Note that some user agents also have different defaults depending
on whether the request originates from page navigation as opposed to a
script-driven request using XMLHttpRequest <xref target="XHR"/>.
</t>
<t>
Other user agents can keep their default behavior, and switch to UTF-8
when seeing the new parameter.
</t>
<section title="Alternative approach">
<t>
On the other hand, the strategy below may already improve the user-visible
behavior today:
<list style="symbols">
<t>
In the first authentication request, choose the character encoding scheme based
on the user's credentials: if they do not need any characters outside
the ISO-8859-1 character repertoire, default to ISO-8859-1, otherwise use
UTF-8.
</t>
<t>
If the first attempt failed and the encoding used was ISO-8859-1, retry
once with UTF-8 encoding instead.
</t>
</list>
</t>
<t>
Note that there's a risk if the site blocks an account after multiple login
failures (for instance, when it doesn't reset the counter after a successful
login).
</t>
</section>
</section>
<section title="Origin Servers">
<t>
Origin servers that do not support non-ASCII characters in credentials do not
require any changes.
</t>
<t>
Origin servers that need to support non-ASCII characters, but can't use
the UTF-8 encoding will not be affected; they will continue to function
as well or as badly as before.
</t>
<t>
Finally, origin servers that need to support non-ASCII characters and can
use the UTF-8 encoding can opt in as described above.

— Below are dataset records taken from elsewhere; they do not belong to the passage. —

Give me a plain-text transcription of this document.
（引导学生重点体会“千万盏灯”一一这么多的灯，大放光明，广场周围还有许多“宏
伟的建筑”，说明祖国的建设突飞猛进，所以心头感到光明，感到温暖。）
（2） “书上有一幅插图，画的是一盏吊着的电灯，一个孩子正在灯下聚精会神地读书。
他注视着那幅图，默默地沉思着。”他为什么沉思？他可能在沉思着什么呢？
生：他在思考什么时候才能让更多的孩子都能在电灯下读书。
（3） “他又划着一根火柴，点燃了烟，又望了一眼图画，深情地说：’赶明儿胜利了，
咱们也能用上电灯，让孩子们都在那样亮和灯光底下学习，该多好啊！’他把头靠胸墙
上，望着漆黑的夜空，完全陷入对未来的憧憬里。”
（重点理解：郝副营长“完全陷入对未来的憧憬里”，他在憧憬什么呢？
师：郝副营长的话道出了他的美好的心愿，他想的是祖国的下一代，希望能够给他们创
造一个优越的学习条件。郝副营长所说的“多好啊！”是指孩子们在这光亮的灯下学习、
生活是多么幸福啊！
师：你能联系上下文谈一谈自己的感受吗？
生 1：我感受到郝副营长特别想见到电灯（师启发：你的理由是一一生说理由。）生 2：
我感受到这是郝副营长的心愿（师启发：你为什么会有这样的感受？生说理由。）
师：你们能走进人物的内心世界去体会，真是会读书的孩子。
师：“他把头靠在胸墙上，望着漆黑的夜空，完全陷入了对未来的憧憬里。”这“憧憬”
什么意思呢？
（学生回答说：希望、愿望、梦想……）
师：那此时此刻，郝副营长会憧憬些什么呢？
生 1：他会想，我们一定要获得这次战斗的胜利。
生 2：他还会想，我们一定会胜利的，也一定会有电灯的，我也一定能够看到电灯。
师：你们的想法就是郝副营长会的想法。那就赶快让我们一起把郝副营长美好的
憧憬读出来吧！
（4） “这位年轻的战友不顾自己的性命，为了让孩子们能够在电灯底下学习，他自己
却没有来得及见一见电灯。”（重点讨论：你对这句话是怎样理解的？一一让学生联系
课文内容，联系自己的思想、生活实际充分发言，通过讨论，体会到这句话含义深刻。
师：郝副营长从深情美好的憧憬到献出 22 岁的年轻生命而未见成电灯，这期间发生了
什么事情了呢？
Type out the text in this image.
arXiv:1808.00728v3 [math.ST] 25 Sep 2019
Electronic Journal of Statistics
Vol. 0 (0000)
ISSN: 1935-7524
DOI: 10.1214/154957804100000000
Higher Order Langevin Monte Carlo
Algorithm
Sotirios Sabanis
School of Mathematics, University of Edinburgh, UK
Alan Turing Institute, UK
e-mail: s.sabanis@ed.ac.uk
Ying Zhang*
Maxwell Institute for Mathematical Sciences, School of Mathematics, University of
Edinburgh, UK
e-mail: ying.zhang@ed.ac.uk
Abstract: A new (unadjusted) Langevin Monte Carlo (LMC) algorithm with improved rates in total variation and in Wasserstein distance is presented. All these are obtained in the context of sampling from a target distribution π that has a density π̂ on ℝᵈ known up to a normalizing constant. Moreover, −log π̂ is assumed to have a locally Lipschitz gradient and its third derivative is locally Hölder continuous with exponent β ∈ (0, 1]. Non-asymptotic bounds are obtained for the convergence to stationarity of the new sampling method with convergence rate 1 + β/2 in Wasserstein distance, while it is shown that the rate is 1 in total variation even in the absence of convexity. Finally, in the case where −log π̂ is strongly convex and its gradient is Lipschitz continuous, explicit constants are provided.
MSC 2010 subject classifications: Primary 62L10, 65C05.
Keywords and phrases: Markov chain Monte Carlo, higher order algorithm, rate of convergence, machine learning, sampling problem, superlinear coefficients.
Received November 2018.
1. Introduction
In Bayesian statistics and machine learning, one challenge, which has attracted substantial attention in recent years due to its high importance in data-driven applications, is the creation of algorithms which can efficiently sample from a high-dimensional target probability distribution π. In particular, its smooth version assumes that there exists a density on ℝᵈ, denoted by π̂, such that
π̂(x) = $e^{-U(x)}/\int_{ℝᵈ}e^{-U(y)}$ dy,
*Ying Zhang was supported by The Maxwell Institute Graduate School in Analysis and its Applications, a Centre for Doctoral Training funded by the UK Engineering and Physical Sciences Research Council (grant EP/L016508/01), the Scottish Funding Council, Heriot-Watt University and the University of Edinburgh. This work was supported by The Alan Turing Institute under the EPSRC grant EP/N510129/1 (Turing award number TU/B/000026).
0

In the worst case,
they'll continue to see either broken credentials or no credentials at
all (depending on how legacy clients handle characters they can not
encode).
</t>
</section>
</section>
<section title="FAQ (to be removed by RFC Editor before publication)" anchor="faq">
<section title="Why not simply switch the default encoding to UTF-8?">
<t>
There are sites in use today that default to a locale encoding, such as
ISO-8859-1, and expect user agents to use that encoding. These sites
will break if the user agent uses a different encoding, such as UTF-8.
</t>
</section>
<section title="What about Digest?">
<t>
The Digest scheme has similar issues with respect to internationalization.
The HTTPAuth Working Group is chartered to address this problem as well,
and the solution might be very similar.
</t>
</section>
<section title="Will existing UAs ignore the parameter?">
<t>
It appears they will. See <eref target="http://greenbytes.de/tech/tc/httpauth/#simplebasicnewparam1"/>
and <eref target="http://greenbytes.de/tech/tc/httpauth/#simplebasicnewparam2"/>.
</t>
</section>
</section>
<section title="Change Log (to be removed by RFC Editor before publication)" anchor="change.log">
<section title="Since draft-reschke-basicauth-enc-00">
<t>
Add and close issues "credparam" and "paramcase".
Rewrite the deployment considerations.
</t>
</section>
<section title="Since draft-reschke-basicauth-enc-01">
<t>
Note more recent Mozilla bugzilla entry; add behavior of existing UAs
to FAQ (with pointer to test cases).
</t>
</section>
<section title="Since draft-reschke-basicauth-enc-02">
<t>
Add and resolve issue "xhrutf8".
</t>
</section>
<section title="Since draft-reschke-basicauth-enc-03">
<t>
Add and resolve issue "proxy".
</t>
</section>
<section title="Since draft-reschke-basicauth-enc-04">
<t>
Add and resolve issues "paramname" and "sentparam".
Add issues
"terminology" and
"unorm".
Update HTTPbis reference.
</t>
</section>
<section title="Since draft-reschke-basicauth-enc-05">
<t>
Update HTTPbis reference.
</t>
</section>
<section title="Since draft-reschke-basicauth-enc-06">
<t>
Update HTTPbis and XHR references.
</t>
</section>
<section title="Since draft-reschke-basicauth-enc-07">
<t>
"b64token" -> "token68" (ABNF term changed in HTTPbis P7).
Change contact information from HTTPbis WG to HTTPAUTH WG.
Add issue parmname2831.
Changed intended status to "experimental".
</t>
</section>
<section title="Since draft-reschke-basicauth-enc-08" anchor="changes.since.old.08">
<t>
Made it a draft of the IETF HTTPauth Working Group.
</t>
</section>
<section title="Since draft-ietf-httpauth-basicauth-enc-00" anchor="changes.since.00">
<t>
Clarify what encoding step the charset selection applies to.
</t>
<t>
Use RFC 6365 terminology.
</t>
<t>
Rename the parameter to "charset" for consistency with RFC 2831.
</t>
</section>
<section title="Since draft-ietf-httpauth-basicauth-enc-01" anchor="changes.since.01">
<t>
Update httpbis and XHR references. Add a note about draft-ietf-httpauth-basicauth-update.
</t>
</section>
</section>
<section title="Open issues (to be removed by RFC Editor prior to publication)"><section title="edit"><t>
Type: edit</t><t>julian.reschke@greenbytes.de (2010-08-11):
Umbrella issue for editorial fixes/enhancements.
</t></section><section title="unorm"><t>
Type: edit</t><t>julian.reschke@greenbytes.de (2012-02-02):
We need a statement about unicode normalization forms.